Your goal is to find the maximum area of a square hole that can be created by removing any number of the removable bars.

Key Insight

The problem can be split into two independent 1‑D sub‑problems:

1. Horizontal direction – find the longest sequence of consecutive removable horizontal bars.
2. Vertical direction – find the longest sequence of consecutive removable vertical bars.

If the longest horizontal sequence has length h, the maximum horizontal gap is h + 1.
Similarly, a vertical sequence of length v yields a vertical gap of v + 1.

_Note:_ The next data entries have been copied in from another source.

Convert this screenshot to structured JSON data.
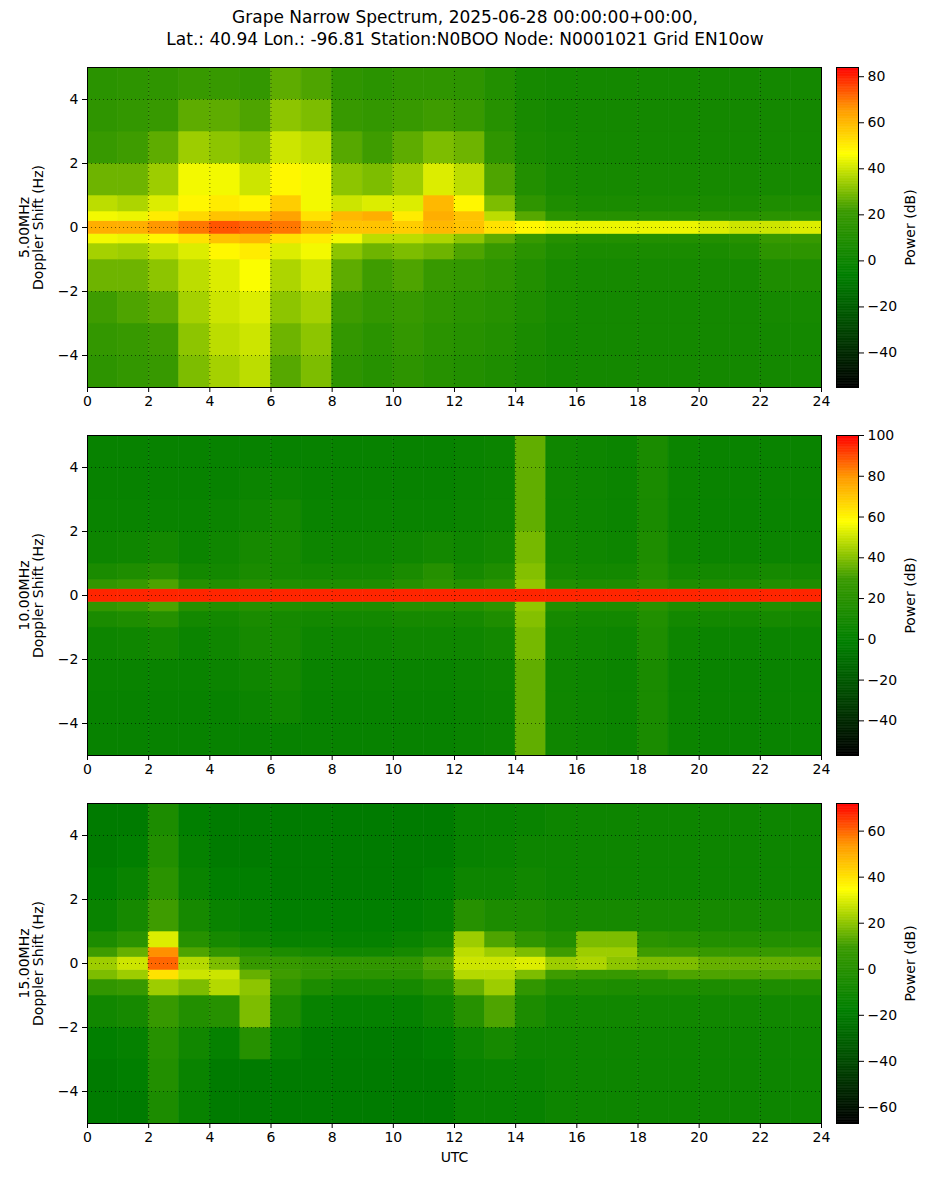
{
  "title": [
    "Grape Narrow Spectrum, 2025-06-28 00:00:00+00:00,",
    "Lat.: 40.94 Lon.: -96.81 Station:N0BOO Node: N0001021 Grid EN10ow"
  ],
  "chart_data": [
    {
      "type": "heatmap",
      "ylabel": [
        "5.00MHz",
        "Doppler Shift (Hz)"
      ],
      "xlim": [
        0,
        24
      ],
      "xticks": [
        0,
        2,
        4,
        6,
        8,
        10,
        12,
        14,
        16,
        18,
        20,
        22,
        24
      ],
      "ylim": [
        -5,
        5
      ],
      "yticks": [
        -4,
        -2,
        0,
        2,
        4
      ],
      "grid": true,
      "x_edges": [
        0,
        1,
        2,
        3,
        4,
        5,
        6,
        7,
        8,
        9,
        10,
        11,
        12,
        13,
        14,
        15,
        16,
        17,
        18,
        19,
        20,
        21,
        22,
        23,
        24
      ],
      "y_edges": [
        -5,
        -4,
        -3,
        -2,
        -1,
        -0.5,
        -0.2,
        0.2,
        0.5,
        1,
        2,
        3,
        4,
        5
      ],
      "z": [
        [
          15,
          18,
          20,
          30,
          35,
          38,
          25,
          30,
          15,
          12,
          15,
          12,
          10,
          8,
          5,
          3,
          3,
          3,
          3,
          3,
          3,
          3,
          3,
          3
        ],
        [
          18,
          20,
          22,
          32,
          38,
          40,
          28,
          32,
          18,
          14,
          18,
          14,
          12,
          10,
          6,
          3,
          3,
          3,
          3,
          3,
          3,
          3,
          3,
          3
        ],
        [
          22,
          24,
          26,
          35,
          40,
          42,
          32,
          35,
          22,
          18,
          20,
          16,
          14,
          12,
          8,
          4,
          3,
          3,
          3,
          3,
          3,
          3,
          4,
          4
        ],
        [
          28,
          28,
          32,
          38,
          42,
          46,
          36,
          40,
          26,
          22,
          24,
          20,
          18,
          15,
          10,
          5,
          4,
          4,
          4,
          4,
          4,
          4,
          8,
          8
        ],
        [
          35,
          34,
          38,
          42,
          48,
          50,
          42,
          45,
          32,
          28,
          30,
          28,
          24,
          20,
          14,
          8,
          6,
          6,
          6,
          6,
          6,
          8,
          15,
          15
        ],
        [
          45,
          44,
          48,
          52,
          58,
          60,
          52,
          50,
          45,
          38,
          38,
          36,
          32,
          26,
          20,
          12,
          10,
          10,
          10,
          10,
          10,
          12,
          20,
          20
        ],
        [
          62,
          62,
          66,
          70,
          74,
          72,
          70,
          62,
          58,
          58,
          56,
          60,
          58,
          52,
          48,
          44,
          44,
          44,
          44,
          44,
          42,
          40,
          40,
          42
        ],
        [
          45,
          44,
          50,
          54,
          58,
          58,
          64,
          52,
          60,
          62,
          50,
          62,
          58,
          38,
          25,
          14,
          12,
          12,
          12,
          12,
          12,
          12,
          14,
          14
        ],
        [
          38,
          36,
          42,
          48,
          50,
          48,
          56,
          45,
          40,
          42,
          42,
          60,
          48,
          30,
          16,
          8,
          6,
          6,
          6,
          6,
          6,
          6,
          8,
          8
        ],
        [
          28,
          28,
          34,
          45,
          45,
          40,
          48,
          45,
          32,
          30,
          34,
          42,
          38,
          24,
          10,
          5,
          4,
          4,
          4,
          4,
          4,
          4,
          4,
          4
        ],
        [
          20,
          22,
          26,
          34,
          32,
          30,
          40,
          38,
          25,
          22,
          26,
          30,
          28,
          16,
          6,
          4,
          3,
          3,
          3,
          3,
          3,
          3,
          3,
          3
        ],
        [
          16,
          18,
          20,
          26,
          26,
          24,
          32,
          30,
          20,
          18,
          20,
          22,
          20,
          12,
          5,
          3,
          3,
          3,
          3,
          3,
          3,
          3,
          3,
          3
        ],
        [
          14,
          15,
          16,
          20,
          20,
          18,
          26,
          24,
          16,
          14,
          16,
          16,
          15,
          10,
          4,
          3,
          3,
          3,
          3,
          3,
          3,
          3,
          3,
          3
        ]
      ],
      "colorbar": {
        "label": "Power (dB)",
        "lim": [
          -55,
          84
        ],
        "ticks": [
          -40,
          -20,
          0,
          20,
          40,
          60,
          80
        ]
      }
    },
    {
      "type": "heatmap",
      "ylabel": [
        "10.00MHz",
        "Doppler Shift (Hz)"
      ],
      "xlim": [
        0,
        24
      ],
      "xticks": [
        0,
        2,
        4,
        6,
        8,
        10,
        12,
        14,
        16,
        18,
        20,
        22,
        24
      ],
      "ylim": [
        -5,
        5
      ],
      "yticks": [
        -4,
        -2,
        0,
        2,
        4
      ],
      "grid": true,
      "x_edges": [
        0,
        1,
        2,
        3,
        4,
        5,
        6,
        7,
        8,
        9,
        10,
        11,
        12,
        13,
        14,
        15,
        16,
        17,
        18,
        19,
        20,
        21,
        22,
        23,
        24
      ],
      "y_edges": [
        -5,
        -4,
        -3,
        -2,
        -1,
        -0.5,
        -0.2,
        0.2,
        0.5,
        1,
        2,
        3,
        4,
        5
      ],
      "z": [
        [
          2,
          2,
          2,
          2,
          2,
          2,
          2,
          2,
          2,
          2,
          2,
          2,
          3,
          4,
          35,
          6,
          5,
          4,
          12,
          4,
          3,
          3,
          3,
          3
        ],
        [
          2,
          2,
          2,
          2,
          2,
          4,
          6,
          2,
          2,
          2,
          2,
          2,
          3,
          4,
          35,
          6,
          5,
          4,
          12,
          4,
          3,
          3,
          3,
          3
        ],
        [
          3,
          3,
          3,
          3,
          4,
          6,
          8,
          3,
          3,
          3,
          3,
          3,
          4,
          5,
          35,
          6,
          5,
          4,
          12,
          4,
          3,
          3,
          3,
          3
        ],
        [
          5,
          6,
          8,
          4,
          6,
          10,
          10,
          5,
          5,
          5,
          6,
          6,
          6,
          8,
          38,
          7,
          6,
          5,
          14,
          5,
          4,
          4,
          4,
          4
        ],
        [
          12,
          14,
          18,
          8,
          8,
          12,
          10,
          8,
          8,
          8,
          10,
          10,
          10,
          14,
          40,
          10,
          8,
          8,
          16,
          8,
          8,
          8,
          10,
          8
        ],
        [
          25,
          28,
          32,
          18,
          16,
          18,
          16,
          14,
          14,
          14,
          18,
          18,
          18,
          22,
          42,
          16,
          14,
          14,
          20,
          14,
          14,
          14,
          16,
          14
        ],
        [
          95,
          95,
          95,
          95,
          95,
          95,
          95,
          95,
          95,
          95,
          95,
          95,
          95,
          95,
          95,
          95,
          95,
          95,
          95,
          95,
          95,
          95,
          95,
          95
        ],
        [
          25,
          28,
          32,
          18,
          16,
          18,
          16,
          14,
          14,
          14,
          18,
          22,
          18,
          22,
          42,
          16,
          14,
          14,
          20,
          14,
          14,
          14,
          16,
          14
        ],
        [
          12,
          14,
          18,
          8,
          8,
          12,
          10,
          8,
          8,
          8,
          12,
          18,
          10,
          14,
          40,
          10,
          8,
          8,
          16,
          8,
          8,
          8,
          10,
          8
        ],
        [
          5,
          6,
          8,
          4,
          6,
          10,
          10,
          5,
          5,
          5,
          6,
          8,
          6,
          8,
          38,
          7,
          6,
          5,
          14,
          5,
          4,
          4,
          4,
          4
        ],
        [
          3,
          3,
          3,
          3,
          4,
          6,
          8,
          3,
          3,
          3,
          3,
          3,
          4,
          5,
          35,
          6,
          5,
          4,
          12,
          4,
          3,
          3,
          3,
          3
        ],
        [
          2,
          2,
          2,
          2,
          2,
          4,
          4,
          2,
          2,
          2,
          2,
          2,
          3,
          4,
          35,
          6,
          5,
          4,
          12,
          4,
          3,
          3,
          3,
          3
        ],
        [
          2,
          2,
          2,
          2,
          2,
          2,
          2,
          2,
          2,
          2,
          2,
          2,
          3,
          4,
          35,
          6,
          5,
          4,
          12,
          4,
          3,
          3,
          3,
          3
        ]
      ],
      "colorbar": {
        "label": "Power (dB)",
        "lim": [
          -57,
          100
        ],
        "ticks": [
          -40,
          -20,
          0,
          20,
          40,
          60,
          80,
          100
        ]
      }
    },
    {
      "type": "heatmap",
      "ylabel": [
        "15.00MHz",
        "Doppler Shift (Hz)"
      ],
      "xlabel": "UTC",
      "xlim": [
        0,
        24
      ],
      "xticks": [
        0,
        2,
        4,
        6,
        8,
        10,
        12,
        14,
        16,
        18,
        20,
        22,
        24
      ],
      "ylim": [
        -5,
        5
      ],
      "yticks": [
        -4,
        -2,
        0,
        2,
        4
      ],
      "grid": true,
      "x_edges": [
        0,
        1,
        2,
        3,
        4,
        5,
        6,
        7,
        8,
        9,
        10,
        11,
        12,
        13,
        14,
        15,
        16,
        17,
        18,
        19,
        20,
        21,
        22,
        23,
        24
      ],
      "y_edges": [
        -5,
        -4,
        -3,
        -2,
        -1,
        -0.5,
        -0.2,
        0.2,
        0.5,
        1,
        2,
        3,
        4,
        5
      ],
      "z": [
        [
          -20,
          -20,
          -5,
          -15,
          -20,
          -20,
          -20,
          -20,
          -20,
          -20,
          -20,
          -20,
          -15,
          -15,
          -15,
          -12,
          -12,
          -12,
          -12,
          -12,
          -12,
          -12,
          -12,
          -12
        ],
        [
          -20,
          -18,
          -2,
          -14,
          -20,
          -20,
          -20,
          -20,
          -20,
          -20,
          -20,
          -20,
          -15,
          -14,
          -14,
          -12,
          -12,
          -12,
          -12,
          -12,
          -12,
          -12,
          -12,
          -12
        ],
        [
          -18,
          -16,
          0,
          -10,
          -16,
          0,
          -15,
          -20,
          -20,
          -20,
          -20,
          -18,
          -12,
          -8,
          -12,
          -12,
          -12,
          -12,
          -12,
          -12,
          -12,
          -12,
          -12,
          -12
        ],
        [
          -10,
          -8,
          8,
          -2,
          0,
          18,
          -5,
          -15,
          -16,
          -16,
          -16,
          -12,
          0,
          12,
          -5,
          -10,
          -10,
          -10,
          -10,
          -10,
          -10,
          -10,
          -10,
          -10
        ],
        [
          5,
          8,
          22,
          18,
          25,
          20,
          5,
          -5,
          -8,
          -8,
          -8,
          -2,
          15,
          22,
          5,
          -4,
          -4,
          -5,
          -5,
          -5,
          -5,
          -4,
          -4,
          -4
        ],
        [
          18,
          22,
          40,
          28,
          28,
          15,
          10,
          5,
          2,
          2,
          2,
          10,
          25,
          25,
          18,
          10,
          8,
          8,
          10,
          12,
          12,
          12,
          12,
          12
        ],
        [
          22,
          28,
          60,
          25,
          18,
          8,
          8,
          5,
          5,
          5,
          5,
          12,
          28,
          28,
          30,
          22,
          24,
          20,
          18,
          18,
          15,
          15,
          15,
          15
        ],
        [
          10,
          15,
          55,
          12,
          5,
          0,
          -5,
          -8,
          -10,
          -10,
          -8,
          0,
          26,
          22,
          18,
          10,
          22,
          22,
          10,
          10,
          8,
          8,
          8,
          8
        ],
        [
          -5,
          2,
          30,
          0,
          -8,
          -12,
          -15,
          -15,
          -16,
          -16,
          -14,
          -10,
          22,
          12,
          4,
          -2,
          18,
          18,
          2,
          0,
          -2,
          -2,
          -2,
          -2
        ],
        [
          -14,
          -8,
          10,
          -8,
          -14,
          -16,
          -18,
          -18,
          -18,
          -18,
          -18,
          -16,
          0,
          -5,
          -5,
          -8,
          -8,
          -8,
          -8,
          -8,
          -8,
          -8,
          -8,
          -8
        ],
        [
          -18,
          -14,
          2,
          -14,
          -18,
          -18,
          -20,
          -20,
          -20,
          -20,
          -20,
          -18,
          -12,
          -12,
          -10,
          -12,
          -12,
          -12,
          -12,
          -12,
          -12,
          -12,
          -12,
          -12
        ],
        [
          -20,
          -18,
          -2,
          -16,
          -20,
          -20,
          -20,
          -20,
          -20,
          -20,
          -20,
          -20,
          -15,
          -14,
          -12,
          -12,
          -12,
          -12,
          -12,
          -12,
          -12,
          -12,
          -12,
          -12
        ],
        [
          -20,
          -20,
          -5,
          -18,
          -20,
          -20,
          -20,
          -20,
          -20,
          -20,
          -20,
          -20,
          -15,
          -15,
          -14,
          -12,
          -12,
          -12,
          -12,
          -12,
          -12,
          -12,
          -12,
          -12
        ]
      ],
      "colorbar": {
        "label": "Power (dB)",
        "lim": [
          -67,
          72
        ],
        "ticks": [
          -60,
          -40,
          -20,
          0,
          20,
          40,
          60
        ]
      }
    }
  ]
}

Since the hole must be a square, its side length is limited by the smaller of the two gaps:

side = min(maxHorizontalGap, maxVerticalGap)
area = side * side

Algorithm

1. Sort each array (hBars, vBars).
2. Scan the sorted array once to compute the length of the longest run of consecutive numbers.
3. Return longestRun + 1 as the maximum gap for that direction.
4. Compute the side length as the minimum of the two gaps and square it.

Pseudocode

function getMaxGap(bars):
    sort(bars)
    maxRun = 1
    curRun = 1
    for i from 1 to bars.length-1:
        if bars[i] == bars[i-1] + 1:
            curRun += 1
        else:
            curRun = 1
        maxRun = max(maxRun, curRun)
    return maxRun + 1   // gap width

function maximizeSquareHoleArea(n, m, hBars, vBars):
    side = min(getMaxGap(hBars), getMaxGap(vBars))
    return side * side

Complexity Analysis

• Sorting each array: O(k log k) where k is the size of the array.
• Linear scan: O(k).

Overall time complexity: O(n log n + m log m).
Space complexity: O(1) extra (in‑place sorting).

Reference Implementations

C++

class Solution {
public:
    int maximizeSquareHoleArea(int n, int m, std::vector<int>& hBars, std::vector<int>& vBars) {
        int side = std::min(getMaxGap(hBars), getMaxGap(vBars));
        return side * side;
    }

private:
    int getMaxGap(std::vector<int>& bars) {
        if (bars.empty()) return 1;          // no removable bars → gap of 1
        std::sort(bars.begin(), bars.end());

        int max_consecutive = 1;
        int current_consecutive = 1;

        for (size_t i = 1; i < bars.size(); ++i) {
            if (bars[i] == bars[i-1] + 1) {
                ++current_consecutive;
            } else {
                current_consecutive = 1;
            }
            max_consecutive = std::max(max_consecutive, current_consecutive);
        }
        return max_consecutive + 1;
    }
};

Python

def get_max_gap(bars: list[int]) -> int:
    if not bars:
        return 1
    bars.sort()
    max_consecutive = 1
    cur = 1
    for i in range(1, len(bars)):
        if bars[i] == bars[i - 1] + 1:
            cur += 1
        else:
            cur = 1
        max_consecutive = max(max_consecutive, cur)
    return max_consecutive + 1

def maximizeSquareHoleArea(n: int, m: int, hBars: list[int], vBars: list[int]) -> int:
    side = min(get_max_gap(hBars), get_max_gap(vBars))
    return side * side

JavaScript

/**
 * @param {number} n
 * @param {number} m
 * @param {number[]} hBars
 * @param {number[]} vBars
 * @return {number}
 */
var maximizeSquareHoleArea = function (n, m, hBars, vBars) {
    const getMaxGap = (bars) => {
        if (bars.length === 0) return 1;
        bars.sort((a, b) => a - b);
        let maxConsecutive = 1;
        let cur = 1;
        for (let i = 1; i < bars.length; i++) {
            if (bars[i] === bars[i - 1] + 1) {
                cur++;
            } else {
                cur = 1;
            }
            maxConsecutive = Math.max(maxConsecutive, cur);
        }
        return maxConsecutive + 1;
    };

    const side = Math.min(getMaxGap(hBars), getMaxGap(vBars));
    return side * side;
};

Additional Remarks

• Sorting for contiguity: Sorting reduces the problem to a single linear pass, giving an overall O(k log k) time.
• Fencepost consideration: k bars separate k + 1 spaces; removing them merges those spaces.
• Bottleneck principle: In any square‑shaped constraint, the smaller dimension determines the final size.

This approach turns a 2‑D grid problem into two simple 1‑D scans, a technique often useful in resource allocation, window management, and other real‑world engineering scenarios.